Faulkner's The Sound and the Fury tells the story of the Compson family inthe post WWI South. Faulkner seems to fall ambivalently in terms of the break-down of social institutions, in that although the Compsons are punished in the fall of the position of the Southern family, Faulkner still critiques their defunct value system.
All of the Compsons are punished for living in the past, and still following the defunct institution of the aristocratic family. Still, Faulkner doesn’t seem to offer many options for their move into the modern era—Quentin even attends Harvard where he would have learned to think in a modern way—thereby showing some sympathy for those made obsolete in a modern era. At the same time, however, Faulkner critiques the Compson’s pre-modern value system, saying that it was this, not the value system’s ineffectiveness in modern times, that ruined them. Dilsey doubly complicates Faulkner’s views on undercutting institutions. Because of her religion and religious awakening, Dilsey gains a positive new perspective and a new direction in life.

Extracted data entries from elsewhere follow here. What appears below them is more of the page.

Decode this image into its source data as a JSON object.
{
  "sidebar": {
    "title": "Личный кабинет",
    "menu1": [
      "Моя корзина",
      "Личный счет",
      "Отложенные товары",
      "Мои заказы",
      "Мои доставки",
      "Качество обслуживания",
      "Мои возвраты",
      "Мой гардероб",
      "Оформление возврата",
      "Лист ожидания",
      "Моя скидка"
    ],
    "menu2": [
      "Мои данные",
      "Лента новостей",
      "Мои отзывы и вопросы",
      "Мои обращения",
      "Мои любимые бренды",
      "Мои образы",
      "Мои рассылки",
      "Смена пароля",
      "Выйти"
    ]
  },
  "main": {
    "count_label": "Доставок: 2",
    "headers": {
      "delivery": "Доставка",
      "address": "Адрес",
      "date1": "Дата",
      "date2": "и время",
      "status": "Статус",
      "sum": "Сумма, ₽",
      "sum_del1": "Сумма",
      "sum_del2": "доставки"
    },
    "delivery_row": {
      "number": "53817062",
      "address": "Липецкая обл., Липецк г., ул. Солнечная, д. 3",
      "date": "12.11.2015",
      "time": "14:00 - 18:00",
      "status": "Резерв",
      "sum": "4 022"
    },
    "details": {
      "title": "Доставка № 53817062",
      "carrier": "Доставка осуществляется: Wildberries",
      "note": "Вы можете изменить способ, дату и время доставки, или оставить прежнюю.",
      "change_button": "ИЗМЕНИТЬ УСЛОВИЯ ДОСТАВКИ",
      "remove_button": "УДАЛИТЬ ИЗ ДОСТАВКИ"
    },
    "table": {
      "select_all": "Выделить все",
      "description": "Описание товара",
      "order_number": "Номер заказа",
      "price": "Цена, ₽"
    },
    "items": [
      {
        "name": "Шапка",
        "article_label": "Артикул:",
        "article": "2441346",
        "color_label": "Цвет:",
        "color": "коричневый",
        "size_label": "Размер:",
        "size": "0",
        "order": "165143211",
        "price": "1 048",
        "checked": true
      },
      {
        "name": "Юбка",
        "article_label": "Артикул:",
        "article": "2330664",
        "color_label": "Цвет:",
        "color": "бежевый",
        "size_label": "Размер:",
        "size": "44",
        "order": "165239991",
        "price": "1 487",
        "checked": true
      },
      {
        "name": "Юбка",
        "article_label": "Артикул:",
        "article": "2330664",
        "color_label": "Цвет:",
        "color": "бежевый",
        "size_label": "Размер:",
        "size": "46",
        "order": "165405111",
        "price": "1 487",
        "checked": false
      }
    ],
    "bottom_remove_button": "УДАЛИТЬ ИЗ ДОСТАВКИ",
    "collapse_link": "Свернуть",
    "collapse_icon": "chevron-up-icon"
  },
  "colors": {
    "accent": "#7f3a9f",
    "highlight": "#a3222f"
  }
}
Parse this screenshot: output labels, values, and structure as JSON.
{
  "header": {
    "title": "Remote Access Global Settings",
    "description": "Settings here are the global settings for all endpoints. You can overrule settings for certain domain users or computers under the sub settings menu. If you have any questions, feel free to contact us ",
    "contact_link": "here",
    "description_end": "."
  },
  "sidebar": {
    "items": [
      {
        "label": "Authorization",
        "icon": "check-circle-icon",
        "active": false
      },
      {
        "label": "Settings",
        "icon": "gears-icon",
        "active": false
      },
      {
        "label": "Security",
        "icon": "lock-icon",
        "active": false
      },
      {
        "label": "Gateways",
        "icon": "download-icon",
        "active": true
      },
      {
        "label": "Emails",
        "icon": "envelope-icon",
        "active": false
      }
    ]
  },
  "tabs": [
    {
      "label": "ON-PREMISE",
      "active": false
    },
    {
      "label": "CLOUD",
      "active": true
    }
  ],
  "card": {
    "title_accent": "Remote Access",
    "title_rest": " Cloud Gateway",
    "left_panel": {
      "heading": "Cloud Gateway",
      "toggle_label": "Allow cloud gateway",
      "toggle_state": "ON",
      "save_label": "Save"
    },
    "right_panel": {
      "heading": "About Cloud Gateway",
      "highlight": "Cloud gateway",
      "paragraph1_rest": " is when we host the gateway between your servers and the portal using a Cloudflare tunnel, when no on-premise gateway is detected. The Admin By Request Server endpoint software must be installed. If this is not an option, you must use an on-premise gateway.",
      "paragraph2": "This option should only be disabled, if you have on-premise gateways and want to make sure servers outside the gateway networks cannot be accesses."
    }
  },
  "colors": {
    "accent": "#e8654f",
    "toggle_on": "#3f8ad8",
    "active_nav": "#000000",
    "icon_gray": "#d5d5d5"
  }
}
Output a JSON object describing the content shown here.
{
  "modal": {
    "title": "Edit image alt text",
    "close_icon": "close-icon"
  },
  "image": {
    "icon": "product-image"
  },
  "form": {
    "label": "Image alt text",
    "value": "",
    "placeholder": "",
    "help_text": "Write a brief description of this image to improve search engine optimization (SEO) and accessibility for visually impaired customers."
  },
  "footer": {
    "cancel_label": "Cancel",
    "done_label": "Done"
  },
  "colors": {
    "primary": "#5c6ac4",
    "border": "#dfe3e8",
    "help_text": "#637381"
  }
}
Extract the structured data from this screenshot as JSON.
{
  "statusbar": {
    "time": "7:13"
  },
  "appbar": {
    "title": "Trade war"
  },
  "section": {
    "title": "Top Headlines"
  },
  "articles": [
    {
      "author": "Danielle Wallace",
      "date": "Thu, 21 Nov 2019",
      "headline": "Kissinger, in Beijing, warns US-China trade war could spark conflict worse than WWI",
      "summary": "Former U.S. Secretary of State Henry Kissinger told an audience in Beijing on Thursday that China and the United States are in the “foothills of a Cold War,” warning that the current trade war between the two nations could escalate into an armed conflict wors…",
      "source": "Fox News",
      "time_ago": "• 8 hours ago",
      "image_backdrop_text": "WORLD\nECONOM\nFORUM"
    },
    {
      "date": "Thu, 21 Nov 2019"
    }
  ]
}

Like Faulkner’s characters who are punished for being outdated, Flannery O’Connor’s characters in “A Good Man is Hard to Find,” the grandmother, as much as she purports to be a Christian, is more style over substance. In her case, religion acts not as a moral compass, but instead as a superficial lifestyle. It’s only in the moments after she’s been shot, a horrific moment that makes her remember God that makes her disillusionment in using religion only as lifestyle turn to a state of grace. Similarly in “The River,” Harry’s parents are punished for their immoral lifestyle by the death of their son, while Bevel is rewarded and saved from sin in his naturally realized religion. If Bevel hadn’t drowned in the river following God, Mr. Paradise with his worldly candy and soda, would have, along with Harry’s parents, lured Bevel down a sinful path. Instead, Bevel’s youthly belief in God didn’t have a chance to be disillusioned or distorted with worldly things. The parents, disillusioned towards Christianity illustrated in their treatment of Bevel’s Bible, use drinking and partying as a replacement religion. Read this way, Bevel’s religious fervor was only misinformation, but his parents’ realization of the wrongness of their lifestyle would still be realized.
O’Connor’s position is clear, that religious institutions and peoples’ subsequent disillusionment is detrimental to them. Both the grandmother and Bevel’s parents are living lives of sin. It is only through punishment that the grandmother can see the wrongness of her ways and that Bevel’s parents can see the extent of their negligence.